Da non tenere in disparte, e anzi è da evidenziare, anche un certo andamento speranzoso nel dettato che Sblando propone, perché non c’è mai una determinazione, una chiusura parziale o definitiva nei suoi versi: pur rimarcando alcune amarezze o imperfezioni, egli finisce col dare sempre un confortante abbraccio alla vita.

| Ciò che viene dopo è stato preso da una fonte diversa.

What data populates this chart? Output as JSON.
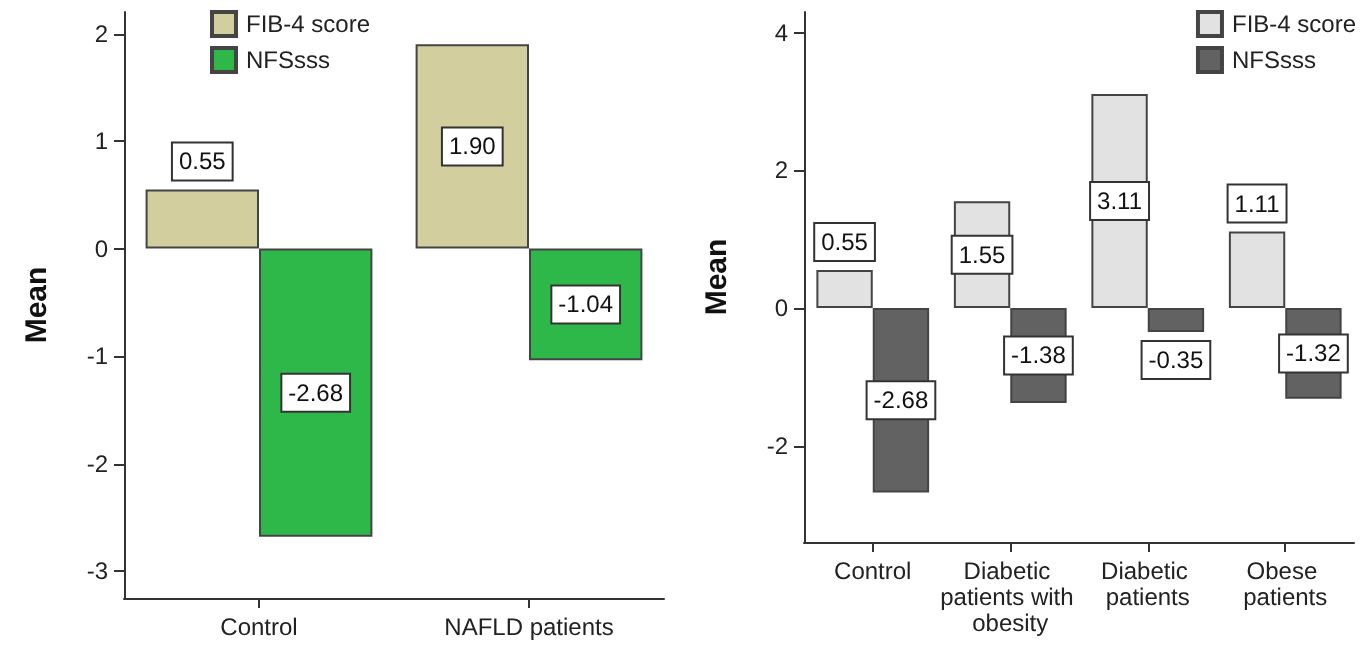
{
  "chart_data": [
    {
      "type": "bar",
      "ylabel": "Mean",
      "categories": [
        "Control",
        "NAFLD patients"
      ],
      "series": [
        {
          "name": "FIB-4 score",
          "color": "#d3ce9e",
          "values": [
            0.55,
            1.9
          ]
        },
        {
          "name": "NFSsss",
          "color": "#2fb84a",
          "values": [
            -2.68,
            -1.04
          ]
        }
      ],
      "ylim": [
        -3.25,
        2.2
      ],
      "yticks": [
        -3,
        -2,
        -1,
        0,
        1,
        2
      ],
      "value_labels": [
        [
          "0.55",
          "1.90"
        ],
        [
          "-2.68",
          "-1.04"
        ]
      ],
      "legend": "top left"
    },
    {
      "type": "bar",
      "ylabel": "Mean",
      "categories": [
        "Control",
        "Diabetic patients with obesity",
        "Diabetic patients",
        "Obese patients"
      ],
      "series": [
        {
          "name": "FIB-4 score",
          "color": "#e2e2e2",
          "values": [
            0.55,
            1.55,
            3.11,
            1.11
          ]
        },
        {
          "name": "NFSsss",
          "color": "#626262",
          "values": [
            -2.68,
            -1.38,
            -0.35,
            -1.32
          ]
        }
      ],
      "ylim": [
        -3.4,
        4.3
      ],
      "yticks": [
        -2,
        0,
        2,
        4
      ],
      "value_labels": [
        [
          "0.55",
          "1.55",
          "3.11",
          "1.11"
        ],
        [
          "-2.68",
          "-1.38",
          "-0.35",
          "-1.32"
        ]
      ],
      "legend": "top right"
    }
  ]
}
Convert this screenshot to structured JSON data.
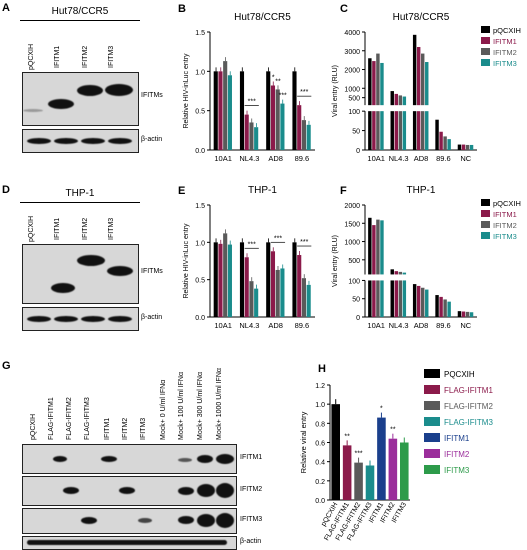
{
  "panels": {
    "A": {
      "label": "A",
      "cell_line": "Hut78/CCR5",
      "lanes": [
        "pQCXIH",
        "IFITM1",
        "IFITM2",
        "IFITM3"
      ],
      "band_top": "IFITMs",
      "band_bottom": "β-actin"
    },
    "D": {
      "label": "D",
      "cell_line": "THP-1",
      "lanes": [
        "pQCXIH",
        "IFITM1",
        "IFITM2",
        "IFITM3"
      ],
      "band_top": "IFITMs",
      "band_bottom": "β-actin"
    },
    "G": {
      "label": "G",
      "lanes": [
        "pQCXIH",
        "FLAG-IFITM1",
        "FLAG-IFITM2",
        "FLAG-IFITM3",
        "IFITM1",
        "IFITM2",
        "IFITM3",
        "Mock+ 0 U/ml IFNα",
        "Mock+ 100 U/ml IFNα",
        "Mock+ 300 U/ml IFNα",
        "Mock+ 1000 U/ml IFNα"
      ],
      "bands": [
        "IFITM1",
        "IFITM2",
        "IFITM3",
        "β-actin"
      ]
    }
  },
  "chart_data": [
    {
      "id": "B",
      "label": "B",
      "type": "bar",
      "title": "Hut78/CCR5",
      "ylabel": "Relative HIV-inLuc entry",
      "categories": [
        "10A1",
        "NL4.3",
        "AD8",
        "89.6"
      ],
      "ylim": [
        0,
        1.5
      ],
      "yticks": [
        "0.0",
        "0.5",
        "1.0",
        "1.5"
      ],
      "series": [
        {
          "name": "pQCXIH",
          "values": [
            1.0,
            1.0,
            1.0,
            1.0
          ]
        },
        {
          "name": "IFITM1",
          "values": [
            1.0,
            0.45,
            0.82,
            0.57
          ]
        },
        {
          "name": "IFITM2",
          "values": [
            1.13,
            0.35,
            0.77,
            0.38
          ]
        },
        {
          "name": "IFITM3",
          "values": [
            0.95,
            0.29,
            0.59,
            0.32
          ]
        }
      ],
      "annotations": [
        {
          "text": "***",
          "cat": 1
        },
        {
          "text": "*",
          "cat": 2,
          "series": 1
        },
        {
          "text": "**",
          "cat": 2,
          "series": 2
        },
        {
          "text": "***",
          "cat": 2,
          "series": 3
        },
        {
          "text": "***",
          "cat": 3
        }
      ]
    },
    {
      "id": "C",
      "label": "C",
      "type": "bar",
      "title": "Hut78/CCR5",
      "ylabel": "Viral entry (RLU)",
      "categories": [
        "10A1",
        "NL4.3",
        "AD8",
        "89.6",
        "NC"
      ],
      "broken_axis": true,
      "ylim_low": [
        0,
        100
      ],
      "ylim_high": [
        100,
        4000
      ],
      "yticks_low": [
        "0",
        "50",
        "100"
      ],
      "yticks_high": [
        "500",
        "1000",
        "2000",
        "3000",
        "4000"
      ],
      "series": [
        {
          "name": "pQCXIH",
          "values": [
            2600,
            850,
            3850,
            78,
            14
          ]
        },
        {
          "name": "IFITM1",
          "values": [
            2450,
            700,
            3200,
            47,
            14
          ]
        },
        {
          "name": "IFITM2",
          "values": [
            2850,
            620,
            2850,
            35,
            13
          ]
        },
        {
          "name": "IFITM3",
          "values": [
            2350,
            560,
            2400,
            28,
            13
          ]
        }
      ],
      "legend": [
        "pQCXIH",
        "IFITM1",
        "IFITM2",
        "IFITM3"
      ]
    },
    {
      "id": "E",
      "label": "E",
      "type": "bar",
      "title": "THP-1",
      "ylabel": "Relative HIV-inLuc entry",
      "categories": [
        "10A1",
        "NL4.3",
        "AD8",
        "89.6"
      ],
      "ylim": [
        0,
        1.5
      ],
      "yticks": [
        "0.0",
        "0.5",
        "1.0",
        "1.5"
      ],
      "series": [
        {
          "name": "pQCXIH",
          "values": [
            1.0,
            1.0,
            1.0,
            1.0
          ]
        },
        {
          "name": "IFITM1",
          "values": [
            0.98,
            0.8,
            0.88,
            0.83
          ]
        },
        {
          "name": "IFITM2",
          "values": [
            1.12,
            0.48,
            0.63,
            0.52
          ]
        },
        {
          "name": "IFITM3",
          "values": [
            0.97,
            0.38,
            0.65,
            0.43
          ]
        }
      ],
      "annotations": [
        {
          "text": "***",
          "cat": 1
        },
        {
          "text": "***",
          "cat": 2
        },
        {
          "text": "***",
          "cat": 3
        }
      ]
    },
    {
      "id": "F",
      "label": "F",
      "type": "bar",
      "title": "THP-1",
      "ylabel": "Viral entry (RLU)",
      "categories": [
        "10A1",
        "NL4.3",
        "AD8",
        "89.6",
        "NC"
      ],
      "broken_axis": true,
      "ylim_low": [
        0,
        100
      ],
      "ylim_high": [
        100,
        2000
      ],
      "yticks_low": [
        "0",
        "50",
        "100"
      ],
      "yticks_high": [
        "500",
        "1000",
        "1500",
        "2000"
      ],
      "series": [
        {
          "name": "pQCXIH",
          "values": [
            1650,
            240,
            90,
            60,
            16
          ]
        },
        {
          "name": "IFITM1",
          "values": [
            1450,
            190,
            85,
            55,
            15
          ]
        },
        {
          "name": "IFITM2",
          "values": [
            1600,
            170,
            80,
            48,
            14
          ]
        },
        {
          "name": "IFITM3",
          "values": [
            1580,
            150,
            75,
            42,
            13
          ]
        }
      ],
      "legend": [
        "pQCXIH",
        "IFITM1",
        "IFITM2",
        "IFITM3"
      ]
    },
    {
      "id": "H",
      "label": "H",
      "type": "bar",
      "ylabel": "Relative viral entry",
      "categories": [
        "pQCXIH",
        "FLAG-IFITM1",
        "FLAG-IFITM2",
        "FLAG-IFITM3",
        "IFITM1",
        "IFITM2",
        "IFITM3"
      ],
      "ylim": [
        0,
        1.2
      ],
      "yticks": [
        "0.0",
        "0.2",
        "0.4",
        "0.6",
        "0.8",
        "1.0",
        "1.2"
      ],
      "values": [
        1.0,
        0.57,
        0.39,
        0.36,
        0.86,
        0.64,
        0.6
      ],
      "annotations": [
        {
          "text": "**",
          "cat": 1
        },
        {
          "text": "***",
          "cat": 2
        },
        {
          "text": "*",
          "cat": 4
        },
        {
          "text": "**",
          "cat": 5
        }
      ],
      "legend": [
        "PQCXIH",
        "FLAG-IFITM1",
        "FLAG-IFITM2",
        "FLAG-IFITM3",
        "IFITM1",
        "IFITM2",
        "IFITM3"
      ]
    }
  ],
  "colors": {
    "series4": [
      "#000000",
      "#8b1a4a",
      "#5a5a5a",
      "#1a8c8c"
    ],
    "h": [
      "#000000",
      "#8b1a4a",
      "#5a5a5a",
      "#1a8c8c",
      "#1a3f8c",
      "#9b2d9b",
      "#2d9b4a"
    ]
  }
}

In questa raccolta Salvatore Sblando, con una voglia di riuscito coinvolgimento, sembra raccontarci – seppur con controllata pacatezza e con un ampio respiro poetico – la sua meraviglia, il suo stupore per un rapporto con la vita che potrebbe avere migliori risoluzioni, e che invece porta sempre e comunque ad una incompletezza realizzativa se – come egli dice in una poesia di sicuro effetto – “siamo le parole che non scriviamo” oppure “siamo la voce che non sentiamo”. Ma dentro tale palese inquietudine, Sblando scioglie con disinvoltura la parola poetica per modellare al meglio talune precise sensazioni e talune profonde riflessioni che prendono spunto dalla quotidianità spicciola, e che indulgerebbero certamente all’implosione ed allo scoramento se non sopravvenisse quella ricchezza di slanci immaginativi che egli sa mettere in atto, tendenti a trasfigurare una realtà monotona e irridente. Attraverso un andamento prettamente dialogico, Sblando sembra instaurare un costante colloquio con una individualità “altra” che può o meno avere apparenze fisiche o che potrebbe identificarsi con il suo alter ego, e comunque sia, l’autore si confronta a largo raggio con le modulazioni prossime o lontane del vissuto, mettendo in atto quel necessario distacco emotivo per meglio decifrare e poi pilotare il flusso dei disagi o delle questioni indecifrabili. Le quattro sezioni del libro vanno a rappresentare, in buona sintesi, un’unica vicenda di vita vissuta, che offre ampi spazi meditativi nel rapporto tra il suo – o il nostro “sé” – e il mondo esterno. Per concludere, se ci è permesso di aggiungere, in modo riassuntivo ed elogiativo, una piccola coda al titolo del libro, io direi che: “Ogni volta che pronuncio te… si apre un mondo nuovo”.